The Singh family sold their 22 per cent holding to the Japanese firm, besides issuing 4.62 crore shares on preferential basis.
Daichii Sankyo has already acquired 20 per cent stake in the Gurgaon-based firm, and with today's acquisitions, Ranbaxy has become a subsidiary of the Japanese firm, which would now control 52.5 per cent in the domestic pharma major.
"We have today partly sold our stake (22 per cent) to Daiichi Sankyo.
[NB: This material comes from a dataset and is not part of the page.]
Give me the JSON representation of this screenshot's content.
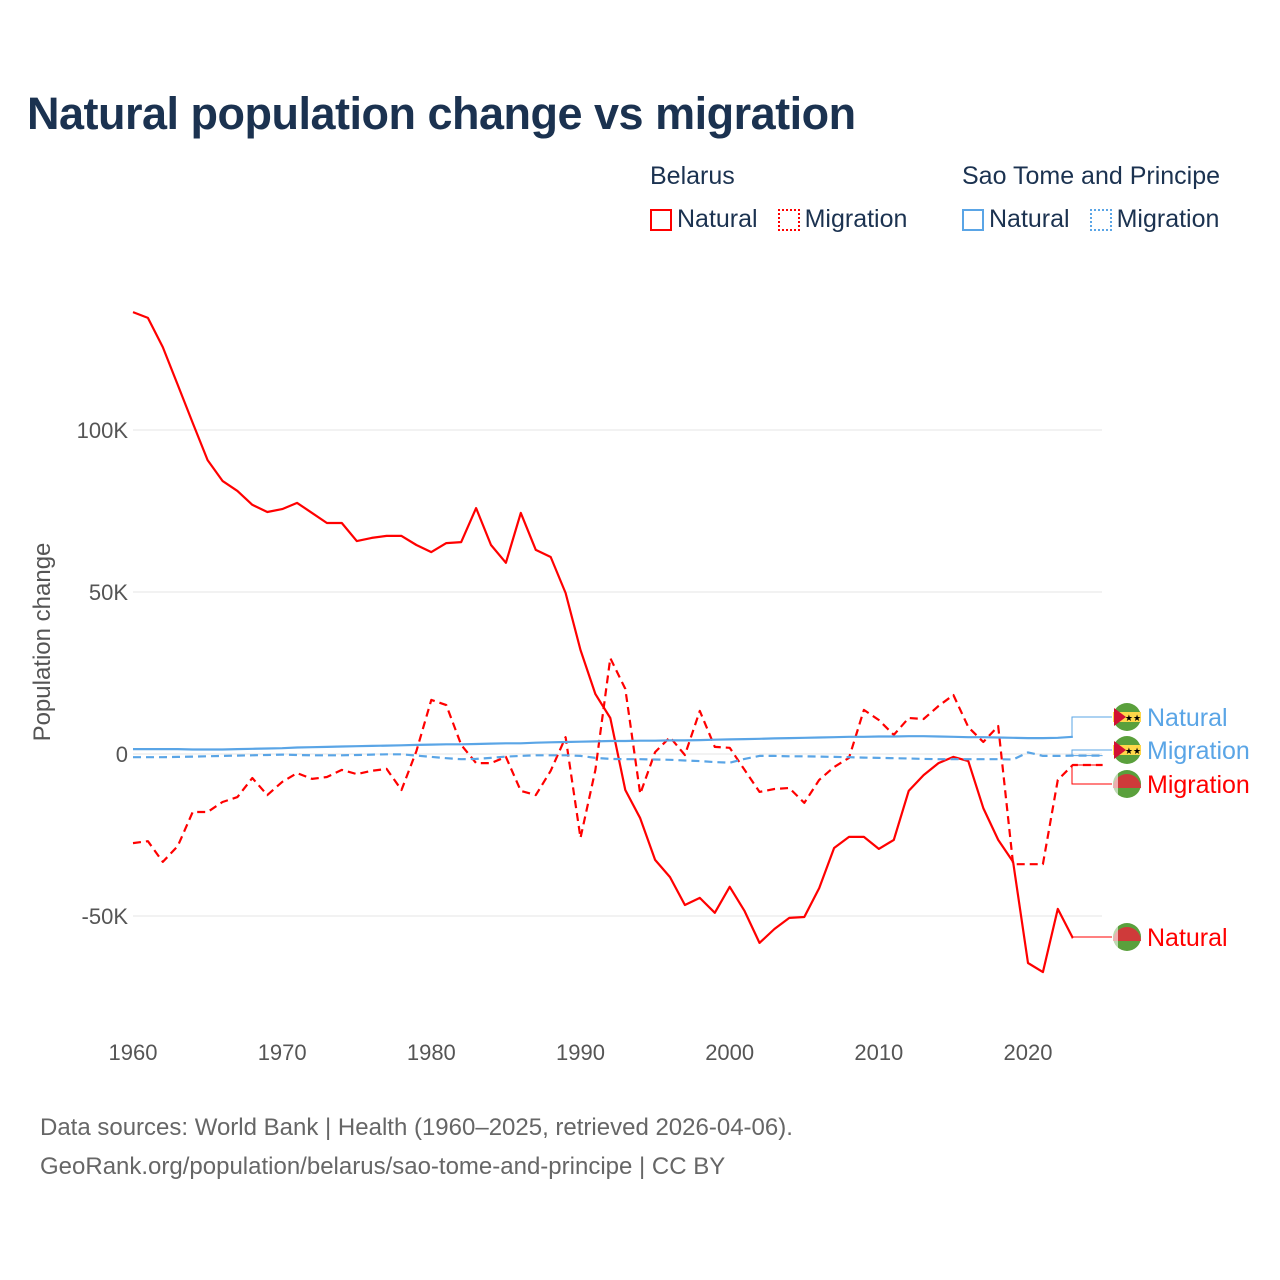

The entire promoter stake selling will take place off-market," Ranbaxy CEO and MD Malvinder Mohan Singh, also a promoter, told PTI.
The remaining 12.8 per cent would also be sold shortly, he said, adding all the shares would be sold at Rs 737 per share.
There had been speculations after Sebi had rejected the company's request for allowing the transaction to be carried out through market with exemptions to save on payment of taxes.
Singh said the transaction tax would be paid by the promoters to the government.
The company's board on Monday approved allotment of equity shares and warrants on a preferential basis and received Rs 3,585 crore (Rs 35.85 billion) from the Japanese firm for the same.
With this (issue of shares and buying a part of the promoter stake along with the shares acquired through open offer), Daiichi Sankyo has acquired 52.5 per cent equity share capital of Ranbaxy comprising 22.06 crore shares.
The board also approved issuing 2.38 lakh warrants to the Japanese pharma firm.
Singh said the domestic firm would continue to operate as an independent and autonomous company and would closely co-operate with Daiichi Sankyo to explore and optimise the growth opportunities across the pharmaceutical value chain.
"We expect to assimilate the available synergies of both partners to exponentially enhance the overall scope, scale and effectiveness of the business," he said.
The substantial cash being infused by Daiichi Sankyo at this stage will be used to expand our business aggressively through the organic and inorganic routes while significantly strengthening our balance sheet, he added.
In June, Daiichi Sankyo had acquired 34 per cent stake in Ranbaxy from the promoters for Rs 9,576 crore at a price of Rs 737 per share.
As part of the acquisition, Daiichi agreed to buy the shares of another pharma company Zenotech Laboratories which had a strategic alliance with Ranbaxy and pick up shares through open offer and direct purchase from the stock market.
However, subsequently Ranbaxy's share price crashed to Rs 260 levels due to the company's problems with the US regulators and the overall slump in the markets.